Apart from its ability to generate simple correlations, machine learning combined with today’s computing power is increasingly capable of identifying unknown relationships within multiple business processes. For instance, it can potentially correlate procumbent processes with sales processes to analyse directly what supply chain management actions need to be taken to improve sales. All these complex analytics can be made possible using the comprehensive and detailed audit trails kept by RPA technologies.

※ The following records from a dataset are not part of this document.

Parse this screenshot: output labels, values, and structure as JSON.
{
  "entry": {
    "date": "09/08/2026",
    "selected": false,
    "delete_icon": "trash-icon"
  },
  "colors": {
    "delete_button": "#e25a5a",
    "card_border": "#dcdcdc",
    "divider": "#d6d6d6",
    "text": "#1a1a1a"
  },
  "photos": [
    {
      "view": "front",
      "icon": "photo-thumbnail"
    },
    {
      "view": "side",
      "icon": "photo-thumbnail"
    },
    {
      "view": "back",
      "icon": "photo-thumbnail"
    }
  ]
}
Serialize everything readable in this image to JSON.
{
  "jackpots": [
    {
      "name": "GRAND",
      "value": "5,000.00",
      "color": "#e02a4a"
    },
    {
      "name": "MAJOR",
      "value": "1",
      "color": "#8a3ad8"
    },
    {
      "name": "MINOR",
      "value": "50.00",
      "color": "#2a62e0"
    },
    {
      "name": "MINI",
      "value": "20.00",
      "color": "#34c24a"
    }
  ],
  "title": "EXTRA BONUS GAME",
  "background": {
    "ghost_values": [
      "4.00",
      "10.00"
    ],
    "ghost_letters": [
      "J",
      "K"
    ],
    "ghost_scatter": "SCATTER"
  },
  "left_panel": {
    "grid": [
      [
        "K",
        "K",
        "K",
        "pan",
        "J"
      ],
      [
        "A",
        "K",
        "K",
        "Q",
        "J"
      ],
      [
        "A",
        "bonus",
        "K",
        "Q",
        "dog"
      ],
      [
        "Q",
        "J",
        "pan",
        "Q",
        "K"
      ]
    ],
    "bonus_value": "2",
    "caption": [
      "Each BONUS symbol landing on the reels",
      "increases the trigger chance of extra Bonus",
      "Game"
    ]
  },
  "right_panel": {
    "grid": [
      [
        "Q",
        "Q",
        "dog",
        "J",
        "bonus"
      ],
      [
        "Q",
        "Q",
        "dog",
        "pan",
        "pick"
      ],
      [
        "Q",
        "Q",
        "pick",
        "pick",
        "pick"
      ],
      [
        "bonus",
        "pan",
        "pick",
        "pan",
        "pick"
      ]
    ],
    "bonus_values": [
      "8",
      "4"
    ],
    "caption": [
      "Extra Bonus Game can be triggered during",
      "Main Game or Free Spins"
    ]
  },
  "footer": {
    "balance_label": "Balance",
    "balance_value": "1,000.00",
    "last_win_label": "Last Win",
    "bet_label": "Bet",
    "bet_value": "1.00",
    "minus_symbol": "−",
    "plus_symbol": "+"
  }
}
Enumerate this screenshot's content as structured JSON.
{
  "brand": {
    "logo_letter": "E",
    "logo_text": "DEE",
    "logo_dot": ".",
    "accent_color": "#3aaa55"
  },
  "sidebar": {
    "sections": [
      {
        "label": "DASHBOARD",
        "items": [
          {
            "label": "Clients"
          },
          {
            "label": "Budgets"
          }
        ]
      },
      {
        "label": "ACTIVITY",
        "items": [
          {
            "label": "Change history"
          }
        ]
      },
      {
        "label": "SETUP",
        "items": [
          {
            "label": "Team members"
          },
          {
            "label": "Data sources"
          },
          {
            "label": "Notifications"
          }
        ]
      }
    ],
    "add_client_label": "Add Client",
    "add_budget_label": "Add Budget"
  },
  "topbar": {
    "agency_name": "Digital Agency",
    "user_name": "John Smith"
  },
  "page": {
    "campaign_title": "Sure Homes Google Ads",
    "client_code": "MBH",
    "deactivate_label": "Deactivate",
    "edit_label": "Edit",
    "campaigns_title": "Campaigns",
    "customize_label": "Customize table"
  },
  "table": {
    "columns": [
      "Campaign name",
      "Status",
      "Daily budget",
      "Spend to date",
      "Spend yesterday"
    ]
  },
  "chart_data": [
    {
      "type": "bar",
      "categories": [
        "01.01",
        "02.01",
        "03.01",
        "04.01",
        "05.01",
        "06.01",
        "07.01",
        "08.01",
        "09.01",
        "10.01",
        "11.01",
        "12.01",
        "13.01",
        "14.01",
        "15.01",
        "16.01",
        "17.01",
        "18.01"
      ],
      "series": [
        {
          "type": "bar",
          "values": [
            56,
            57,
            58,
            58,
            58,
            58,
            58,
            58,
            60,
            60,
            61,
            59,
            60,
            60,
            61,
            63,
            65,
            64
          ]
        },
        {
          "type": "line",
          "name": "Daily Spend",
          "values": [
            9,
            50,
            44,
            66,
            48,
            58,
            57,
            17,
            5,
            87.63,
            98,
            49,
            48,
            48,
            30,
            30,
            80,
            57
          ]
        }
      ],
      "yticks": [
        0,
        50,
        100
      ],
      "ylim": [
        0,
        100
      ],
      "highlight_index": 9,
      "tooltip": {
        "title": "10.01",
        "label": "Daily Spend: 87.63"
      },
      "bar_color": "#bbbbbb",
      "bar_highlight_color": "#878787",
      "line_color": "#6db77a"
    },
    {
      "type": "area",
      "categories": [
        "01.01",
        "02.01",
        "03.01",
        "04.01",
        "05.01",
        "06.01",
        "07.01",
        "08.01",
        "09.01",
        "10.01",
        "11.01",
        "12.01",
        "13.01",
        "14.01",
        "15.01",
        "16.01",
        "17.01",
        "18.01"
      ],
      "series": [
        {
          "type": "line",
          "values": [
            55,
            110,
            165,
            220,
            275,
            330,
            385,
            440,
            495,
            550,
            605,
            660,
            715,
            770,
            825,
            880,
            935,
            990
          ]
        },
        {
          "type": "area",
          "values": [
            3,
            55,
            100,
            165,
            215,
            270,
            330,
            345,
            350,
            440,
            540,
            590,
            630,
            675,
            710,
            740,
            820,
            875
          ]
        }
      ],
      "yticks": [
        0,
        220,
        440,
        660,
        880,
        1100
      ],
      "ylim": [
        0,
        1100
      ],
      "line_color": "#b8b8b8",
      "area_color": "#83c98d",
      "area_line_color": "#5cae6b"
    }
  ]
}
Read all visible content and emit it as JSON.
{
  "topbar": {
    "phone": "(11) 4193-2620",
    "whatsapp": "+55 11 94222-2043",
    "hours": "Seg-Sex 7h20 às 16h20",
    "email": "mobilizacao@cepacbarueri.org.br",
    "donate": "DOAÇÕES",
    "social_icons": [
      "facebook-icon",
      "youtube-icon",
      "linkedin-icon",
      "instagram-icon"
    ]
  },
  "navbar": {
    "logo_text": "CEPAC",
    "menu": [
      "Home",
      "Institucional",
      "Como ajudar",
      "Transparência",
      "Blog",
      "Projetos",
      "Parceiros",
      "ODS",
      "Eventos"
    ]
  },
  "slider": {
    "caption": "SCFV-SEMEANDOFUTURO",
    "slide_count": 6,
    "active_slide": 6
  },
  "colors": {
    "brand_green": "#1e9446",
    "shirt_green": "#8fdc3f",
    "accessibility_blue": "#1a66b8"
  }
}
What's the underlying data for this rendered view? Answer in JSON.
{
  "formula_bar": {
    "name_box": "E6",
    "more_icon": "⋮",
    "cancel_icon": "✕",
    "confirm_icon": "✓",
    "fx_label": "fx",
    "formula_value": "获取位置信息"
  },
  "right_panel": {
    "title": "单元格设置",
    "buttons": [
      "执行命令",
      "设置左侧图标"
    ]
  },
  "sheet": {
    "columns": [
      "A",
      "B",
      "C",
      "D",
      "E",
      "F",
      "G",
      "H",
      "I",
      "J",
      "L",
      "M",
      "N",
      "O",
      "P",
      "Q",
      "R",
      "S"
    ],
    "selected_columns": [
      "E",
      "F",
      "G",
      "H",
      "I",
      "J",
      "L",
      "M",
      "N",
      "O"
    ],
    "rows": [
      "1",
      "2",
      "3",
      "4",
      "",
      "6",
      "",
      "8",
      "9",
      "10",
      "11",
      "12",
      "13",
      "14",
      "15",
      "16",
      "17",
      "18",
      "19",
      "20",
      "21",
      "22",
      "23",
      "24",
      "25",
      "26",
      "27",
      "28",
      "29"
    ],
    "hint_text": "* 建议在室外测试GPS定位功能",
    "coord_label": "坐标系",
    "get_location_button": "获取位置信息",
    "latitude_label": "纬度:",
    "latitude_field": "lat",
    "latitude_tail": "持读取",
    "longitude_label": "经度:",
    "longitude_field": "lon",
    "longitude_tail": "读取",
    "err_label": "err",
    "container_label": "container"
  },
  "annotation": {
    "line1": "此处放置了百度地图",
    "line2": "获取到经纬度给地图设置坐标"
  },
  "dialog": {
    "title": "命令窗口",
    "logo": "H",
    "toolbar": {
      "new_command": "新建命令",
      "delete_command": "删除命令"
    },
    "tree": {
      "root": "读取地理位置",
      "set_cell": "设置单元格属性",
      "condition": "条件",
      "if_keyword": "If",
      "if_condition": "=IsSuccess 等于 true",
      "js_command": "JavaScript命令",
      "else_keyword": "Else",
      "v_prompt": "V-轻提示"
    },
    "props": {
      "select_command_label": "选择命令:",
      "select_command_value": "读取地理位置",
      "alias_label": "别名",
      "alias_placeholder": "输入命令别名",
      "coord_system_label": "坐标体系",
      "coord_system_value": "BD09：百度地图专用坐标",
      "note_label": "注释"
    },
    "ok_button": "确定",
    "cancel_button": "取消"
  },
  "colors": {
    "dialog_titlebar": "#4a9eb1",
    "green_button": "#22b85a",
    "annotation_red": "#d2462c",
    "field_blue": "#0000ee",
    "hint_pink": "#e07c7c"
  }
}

RPA is already used in machine learning. At PwC we have brought our machine learning and RPA teams together. The result is a bot we call the Data Science Machine. The Data Science Machine harnesses the concept of RPA to autonomously experiment with a library of machine learning algorithms with different process data elements (features) to identify the best prediction methods. So it’s an RPA bot that can learn the data generated by another RPA bot from actual business processes. It might sound like science fiction, but it’s already a reality.
In a nutshell
Robotic process automation on its own is a rapid, low-cost and non-invasive approach to automating existing processes. But there are even greater business benefits to be had if you combine RPA with state-of-the-art data analytics and machine learning technologies to visualise, simulate and autonomously identify improvement opportunities in your processes. So after achieving early process improvements such as reduced process cycle time, increased throughput capacity and cost savings via RPA, you can further leverage the data it generates to truly transform your business.